In 1857, Foy Nissen’s great-grandfather, 20-year-old Georg Christian Kastrup Nissen, left the impoverished village of Simmerbølle, on the Danish island of Langeland, seeking his fortune in England. He headed for Liverpool, where he was shanghaied by a ship’s agent and put to work as a deckhand on a vessel bound for Bombay.

In March, 1859 he arrived in an alien India, then under direct rule by the British Crown after the Indian Mutiny of the previous year that had ended the reign of the East India Company.

British Bombay was a cliquish place, and although Georg was European he was excluded from the pukka Raj establishment.

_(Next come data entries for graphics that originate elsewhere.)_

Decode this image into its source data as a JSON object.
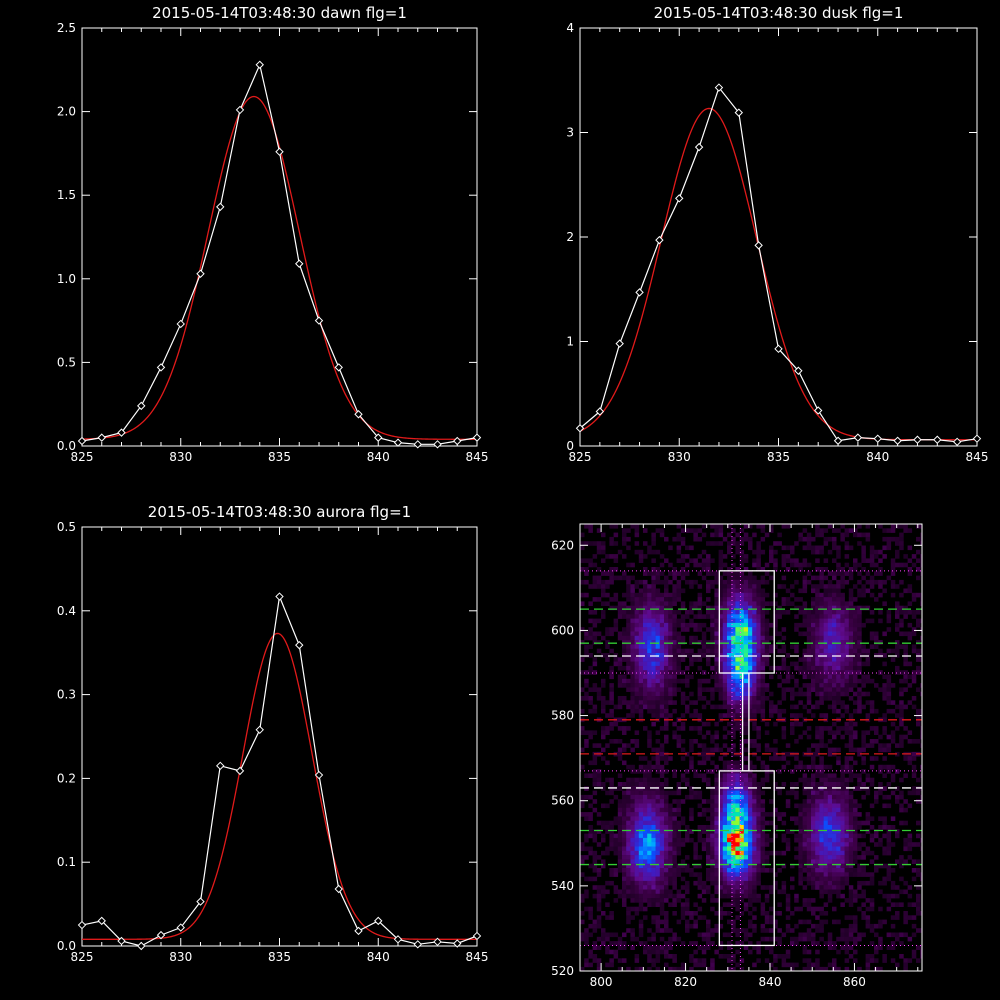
{
  "panels": [
    {
      "title": "2015-05-14T03:48:30 dawn flg=1",
      "xlim": [
        825,
        845
      ],
      "ylim": [
        0,
        2.5
      ],
      "xticks": [
        825,
        830,
        835,
        840,
        845
      ],
      "yticks": [
        0.0,
        0.5,
        1.0,
        1.5,
        2.0,
        2.5
      ],
      "ytick_labels": [
        "0.0",
        "0.5",
        "1.0",
        "1.5",
        "2.0",
        "2.5"
      ],
      "gauss": {
        "amp": 2.05,
        "center": 833.7,
        "sigma": 2.3,
        "offset": 0.04
      },
      "points": [
        [
          825,
          0.03
        ],
        [
          826,
          0.05
        ],
        [
          827,
          0.08
        ],
        [
          828,
          0.24
        ],
        [
          829,
          0.47
        ],
        [
          830,
          0.73
        ],
        [
          831,
          1.03
        ],
        [
          832,
          1.43
        ],
        [
          833,
          2.01
        ],
        [
          834,
          2.28
        ],
        [
          835,
          1.76
        ],
        [
          836,
          1.09
        ],
        [
          837,
          0.75
        ],
        [
          838,
          0.47
        ],
        [
          839,
          0.19
        ],
        [
          840,
          0.05
        ],
        [
          841,
          0.02
        ],
        [
          842,
          0.01
        ],
        [
          843,
          0.01
        ],
        [
          844,
          0.03
        ],
        [
          845,
          0.05
        ]
      ]
    },
    {
      "title": "2015-05-14T03:48:30 dusk flg=1",
      "xlim": [
        825,
        845
      ],
      "ylim": [
        0,
        4
      ],
      "xticks": [
        825,
        830,
        835,
        840,
        845
      ],
      "yticks": [
        0,
        1,
        2,
        3,
        4
      ],
      "ytick_labels": [
        "0",
        "1",
        "2",
        "3",
        "4"
      ],
      "gauss": {
        "amp": 3.17,
        "center": 831.5,
        "sigma": 2.4,
        "offset": 0.06
      },
      "points": [
        [
          825,
          0.17
        ],
        [
          826,
          0.33
        ],
        [
          827,
          0.98
        ],
        [
          828,
          1.47
        ],
        [
          829,
          1.97
        ],
        [
          830,
          2.37
        ],
        [
          831,
          2.86
        ],
        [
          832,
          3.43
        ],
        [
          833,
          3.19
        ],
        [
          834,
          1.92
        ],
        [
          835,
          0.93
        ],
        [
          836,
          0.72
        ],
        [
          837,
          0.34
        ],
        [
          838,
          0.05
        ],
        [
          839,
          0.08
        ],
        [
          840,
          0.07
        ],
        [
          841,
          0.05
        ],
        [
          842,
          0.06
        ],
        [
          843,
          0.06
        ],
        [
          844,
          0.04
        ],
        [
          845,
          0.07
        ]
      ]
    },
    {
      "title": "2015-05-14T03:48:30 aurora flg=1",
      "xlim": [
        825,
        845
      ],
      "ylim": [
        0,
        0.5
      ],
      "xticks": [
        825,
        830,
        835,
        840,
        845
      ],
      "yticks": [
        0.0,
        0.1,
        0.2,
        0.3,
        0.4,
        0.5
      ],
      "ytick_labels": [
        "0.0",
        "0.1",
        "0.2",
        "0.3",
        "0.4",
        "0.5"
      ],
      "gauss": {
        "amp": 0.365,
        "center": 834.9,
        "sigma": 1.75,
        "offset": 0.008
      },
      "points": [
        [
          825,
          0.025
        ],
        [
          826,
          0.03
        ],
        [
          827,
          0.006
        ],
        [
          828,
          0.0
        ],
        [
          829,
          0.013
        ],
        [
          830,
          0.022
        ],
        [
          831,
          0.053
        ],
        [
          832,
          0.215
        ],
        [
          833,
          0.209
        ],
        [
          834,
          0.258
        ],
        [
          835,
          0.417
        ],
        [
          836,
          0.359
        ],
        [
          837,
          0.204
        ],
        [
          838,
          0.068
        ],
        [
          839,
          0.018
        ],
        [
          840,
          0.03
        ],
        [
          841,
          0.008
        ],
        [
          842,
          0.002
        ],
        [
          843,
          0.005
        ],
        [
          844,
          0.003
        ],
        [
          845,
          0.012
        ]
      ]
    }
  ],
  "image_panel": {
    "xlim": [
      795,
      876
    ],
    "ylim": [
      520,
      625
    ],
    "xticks": [
      800,
      820,
      840,
      860
    ],
    "yticks": [
      520,
      540,
      560,
      580,
      600,
      620
    ],
    "blobs": [
      {
        "x": 832,
        "y": 550,
        "sx": 2.6,
        "sy": 5.0,
        "amp": 1.0
      },
      {
        "x": 832,
        "y": 560,
        "sx": 2.4,
        "sy": 4.0,
        "amp": 0.45
      },
      {
        "x": 833,
        "y": 598,
        "sx": 2.6,
        "sy": 6.0,
        "amp": 0.8
      },
      {
        "x": 833,
        "y": 588,
        "sx": 2.2,
        "sy": 4.0,
        "amp": 0.38
      },
      {
        "x": 811,
        "y": 550,
        "sx": 3.0,
        "sy": 6.0,
        "amp": 0.55
      },
      {
        "x": 812,
        "y": 596,
        "sx": 2.8,
        "sy": 6.5,
        "amp": 0.4
      },
      {
        "x": 854,
        "y": 552,
        "sx": 3.0,
        "sy": 6.0,
        "amp": 0.4
      },
      {
        "x": 855,
        "y": 597,
        "sx": 3.0,
        "sy": 6.0,
        "amp": 0.28
      }
    ],
    "green_dashed_y": [
      605,
      597,
      553,
      545
    ],
    "white_dashed_y": [
      594,
      563
    ],
    "red_dashed_y": [
      579,
      571
    ],
    "dotted_y": [
      614,
      590,
      567,
      526
    ],
    "dotted_x": [
      831,
      833
    ],
    "boxes": [
      [
        828,
        590,
        841,
        614
      ],
      [
        828,
        526,
        841,
        567
      ]
    ],
    "path": [
      [
        833.5,
        590
      ],
      [
        833.5,
        567
      ],
      [
        835,
        567
      ],
      [
        835,
        590
      ]
    ]
  },
  "colors": {
    "fit": "#e01a1a",
    "data": "#ffffff",
    "green": "#33cc33",
    "red": "#e01a1a",
    "magenta": "#ff44ff"
  }
}
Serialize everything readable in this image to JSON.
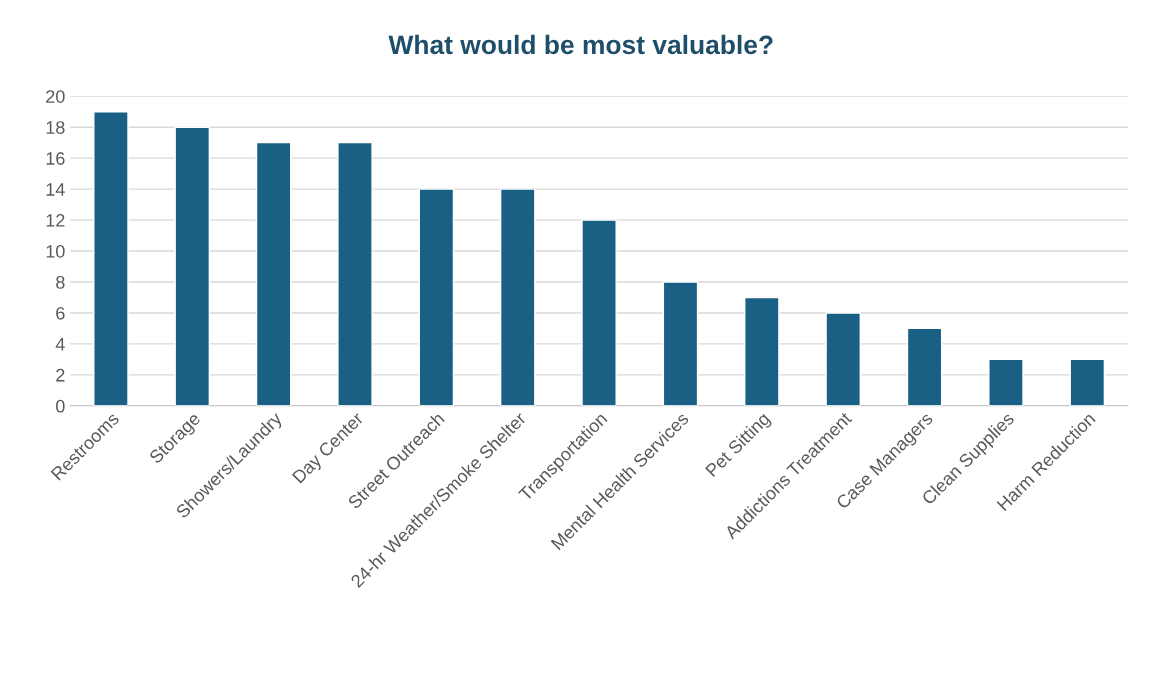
{
  "chart_data": {
    "type": "bar",
    "title": "What would be most valuable?",
    "categories": [
      "Restrooms",
      "Storage",
      "Showers/Laundry",
      "Day Center",
      "Street Outreach",
      "24-hr Weather/Smoke Shelter",
      "Transportation",
      "Mental Health Services",
      "Pet Sitting",
      "Addictions Treatment",
      "Case Managers",
      "Clean Supplies",
      "Harm Reduction"
    ],
    "values": [
      19,
      18,
      17,
      17,
      14,
      14,
      12,
      8,
      7,
      6,
      5,
      3,
      3
    ],
    "color": "#1a6085",
    "ylim": [
      0,
      20
    ],
    "yticks": [
      0,
      2,
      4,
      6,
      8,
      10,
      12,
      14,
      16,
      18,
      20
    ],
    "grid": "y"
  }
}
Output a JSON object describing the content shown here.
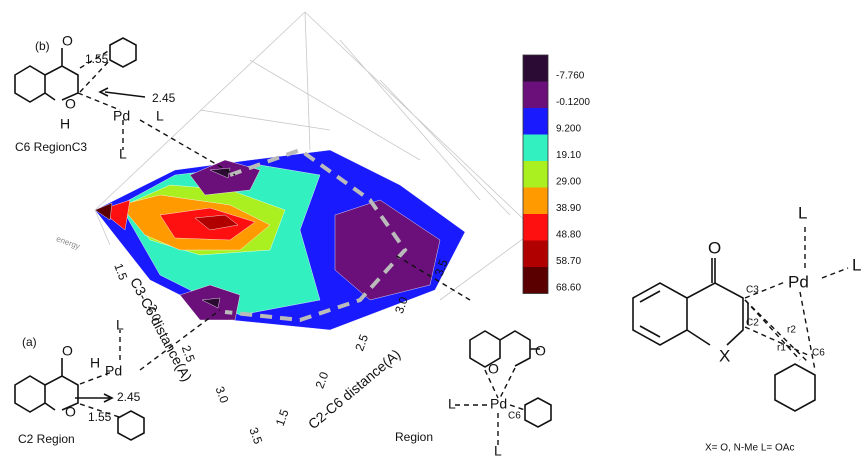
{
  "chart_data": {
    "type": "surface",
    "x_label": "C2-C6 distance(A)",
    "y_label": "C3-C6 distance(A)",
    "z_label": "energy",
    "xlim": [
      1.5,
      3.5
    ],
    "xticks": [
      1.5,
      {
        "value": 2,
        "label": "2.0"
      },
      2.5,
      {
        "value": 3,
        "label": "3.0"
      },
      3.5
    ],
    "ylim": [
      1.5,
      3.5
    ],
    "yticks": [
      1.5,
      {
        "value": 2,
        "label": "2.0"
      },
      2.5,
      {
        "value": 3,
        "label": "3.0"
      },
      3.5
    ],
    "colorbar": [
      {
        "value": -7.76,
        "label": "-7.760",
        "color": "#2b0a33"
      },
      {
        "value": -0.12,
        "label": "-0.1200",
        "color": "#6b0f7a"
      },
      {
        "value": 9.2,
        "label": "9.200",
        "color": "#1a1aff"
      },
      {
        "value": 19.1,
        "label": "19.10",
        "color": "#33f0c0"
      },
      {
        "value": 29,
        "label": "29.00",
        "color": "#aaf020"
      },
      {
        "value": 38.9,
        "label": "38.90",
        "color": "#ff9a00"
      },
      {
        "value": 48.8,
        "label": "48.80",
        "color": "#ff1010"
      },
      {
        "value": 58.7,
        "label": "58.70",
        "color": "#b00000"
      },
      {
        "value": 68.6,
        "label": "68.60",
        "color": "#5a0000"
      }
    ]
  },
  "annotations": {
    "panel_b": "(b)",
    "panel_a": "(a)",
    "region_b": "C6 RegionC3",
    "region_a": "C2 Region",
    "region_c": "Region",
    "b_atoms": [
      "O",
      "O",
      "H",
      "Pd",
      "L",
      "L"
    ],
    "b_dist": [
      "1.55",
      "2.45"
    ],
    "a_atoms": [
      "O",
      "O",
      "H",
      "Pd",
      "L"
    ],
    "a_dist": [
      "2.45",
      "1.55"
    ],
    "c_atoms": [
      "O",
      "O",
      "Pd",
      "L",
      "L",
      "C6"
    ],
    "right_atoms": [
      "O",
      "X",
      "Pd",
      "L",
      "L",
      "C3",
      "C2",
      "C6",
      "r2",
      "r1"
    ],
    "right_caption": "X= O, N-Me  L= OAc"
  }
}
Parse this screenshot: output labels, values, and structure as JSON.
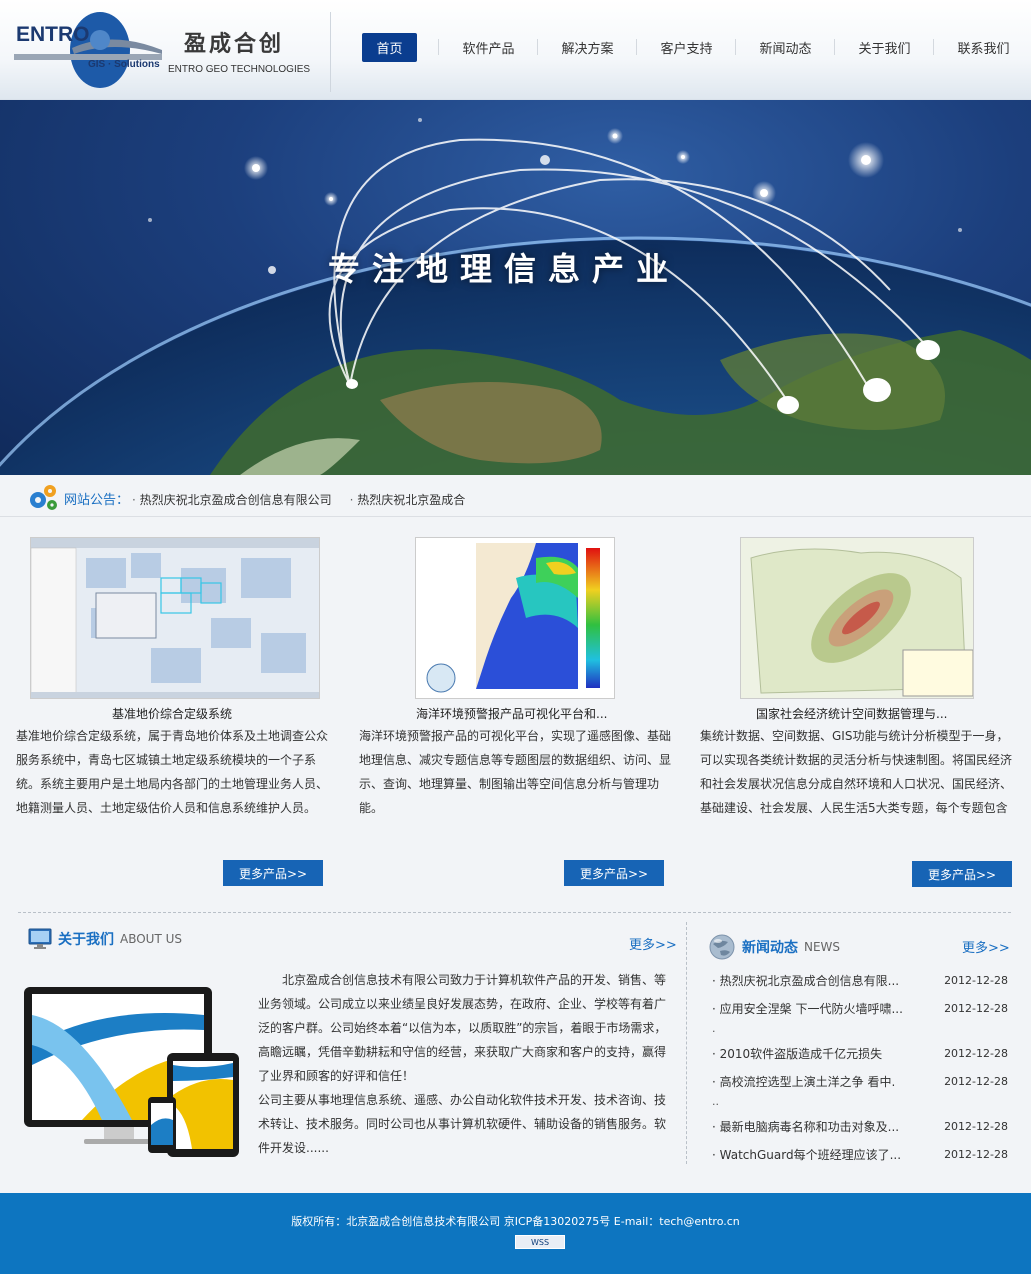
{
  "brand": {
    "logo_text": "ENTRO",
    "logo_sub": "GIS · Solutions",
    "name_cn": "盈成合创",
    "name_en": "ENTRO GEO TECHNOLOGIES"
  },
  "nav": {
    "items": [
      {
        "label": "首页",
        "active": true
      },
      {
        "label": "软件产品"
      },
      {
        "label": "解决方案"
      },
      {
        "label": "客户支持"
      },
      {
        "label": "新闻动态"
      },
      {
        "label": "关于我们"
      },
      {
        "label": "联系我们"
      }
    ]
  },
  "banner": {
    "title": "专注地理信息产业"
  },
  "notice": {
    "label": "网站公告：",
    "items": [
      "热烈庆祝北京盈成合创信息有限公司",
      "热烈庆祝北京盈成合"
    ]
  },
  "products": [
    {
      "title": "基准地价综合定级系统",
      "desc": "基准地价综合定级系统，属于青岛地价体系及土地调查公众服务系统中，青岛七区城镇土地定级系统模块的一个子系统。系统主要用户是土地局内各部门的土地管理业务人员、地籍测量人员、土地定级估价人员和信息系统维护人员。",
      "more": "更多产品>>"
    },
    {
      "title": "海洋环境预警报产品可视化平台和...",
      "desc": "海洋环境预警报产品的可视化平台，实现了遥感图像、基础地理信息、减灾专题信息等专题图层的数据组织、访问、显示、查询、地理算量、制图输出等空间信息分析与管理功能。",
      "more": "更多产品>>"
    },
    {
      "title": "国家社会经济统计空间数据管理与...",
      "desc": "集统计数据、空间数据、GIS功能与统计分析模型于一身，可以实现各类统计数据的灵活分析与快速制图。将国民经济和社会发展状况信息分成自然环境和人口状况、国民经济、基础建设、社会发展、人民生活5大类专题，每个专题包含数十幅生动形象、内容丰富的电子地图。",
      "more": "更多产品>>"
    }
  ],
  "about": {
    "title_cn": "关于我们",
    "title_en": "ABOUT US",
    "more": "更多>>",
    "para1": "北京盈成合创信息技术有限公司致力于计算机软件产品的开发、销售、等业务领域。公司成立以来业绩呈良好发展态势，在政府、企业、学校等有着广泛的客户群。公司始终本着“以信为本，以质取胜”的宗旨，着眼于市场需求，高瞻远瞩，凭借辛勤耕耘和守信的经营，来获取广大商家和客户的支持，赢得了业界和顾客的好评和信任！",
    "para2": "公司主要从事地理信息系统、遥感、办公自动化软件技术开发、技术咨询、技术转让、技术服务。同时公司也从事计算机软硬件、辅助设备的销售服务。软件开发设......"
  },
  "news": {
    "title_cn": "新闻动态",
    "title_en": "NEWS",
    "more": "更多>>",
    "items": [
      {
        "title": "热烈庆祝北京盈成合创信息有限...",
        "date": "2012-12-28",
        "cont": ""
      },
      {
        "title": "应用安全涅槃 下一代防火墙呼啸...",
        "date": "2012-12-28",
        "cont": "."
      },
      {
        "title": "2010软件盗版造成千亿元损失",
        "date": "2012-12-28",
        "cont": ""
      },
      {
        "title": "高校流控选型上演土洋之争  看中.",
        "date": "2012-12-28",
        "cont": ".."
      },
      {
        "title": "最新电脑病毒名称和功击对象及...",
        "date": "2012-12-28",
        "cont": ""
      },
      {
        "title": "WatchGuard每个班经理应该了...",
        "date": "2012-12-28",
        "cont": ""
      }
    ]
  },
  "footer": {
    "text": "版权所有：北京盈成合创信息技术有限公司 京ICP备13020275号 E-mail：tech@entro.cn",
    "badge": "WSS"
  },
  "colors": {
    "primary": "#0d75c0",
    "nav_active": "#0a3d8f",
    "link": "#1a6fc2"
  }
}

He made his way north to what is now Gujarat, where he became a mercenary; a lieutenant in the private army of Khanderao Gaikwad, the Maharajah of Baroda, then a quasi–independent princely state.

Over the next decade he built his military career in the Maharajah’s service. He anglicised himself, sending for an English wife, Sarah Davis, starting a family. His eldest son Ferdinand, eventually commanded the Maharajah’s army.

Foy Nissen, was born in Pune in 1931 and schooled at Cathedral & John Connon School in Bombay. His mother, Elsie Nissen, was a teacher at the same school. His father, Eric Nissen, grandson of Georg Nissen, was a civil servant.

Foy is an alumni of Christ College Cambridge, England. Foy worked at the British Council in Bombay during the 1970s.

He is a well-known historian, especially of Bombay. Most books about Mumbai including Gillian Tindall’s “City of Gold – a Biography of Bombay” and Suketu Mehta’s Maximum City have acknowledged Foy’s contribution. His tremendous collection of books and his own writings on Bombay’s heritage and architectural wealth are a testament to his depth of knowledge about the city.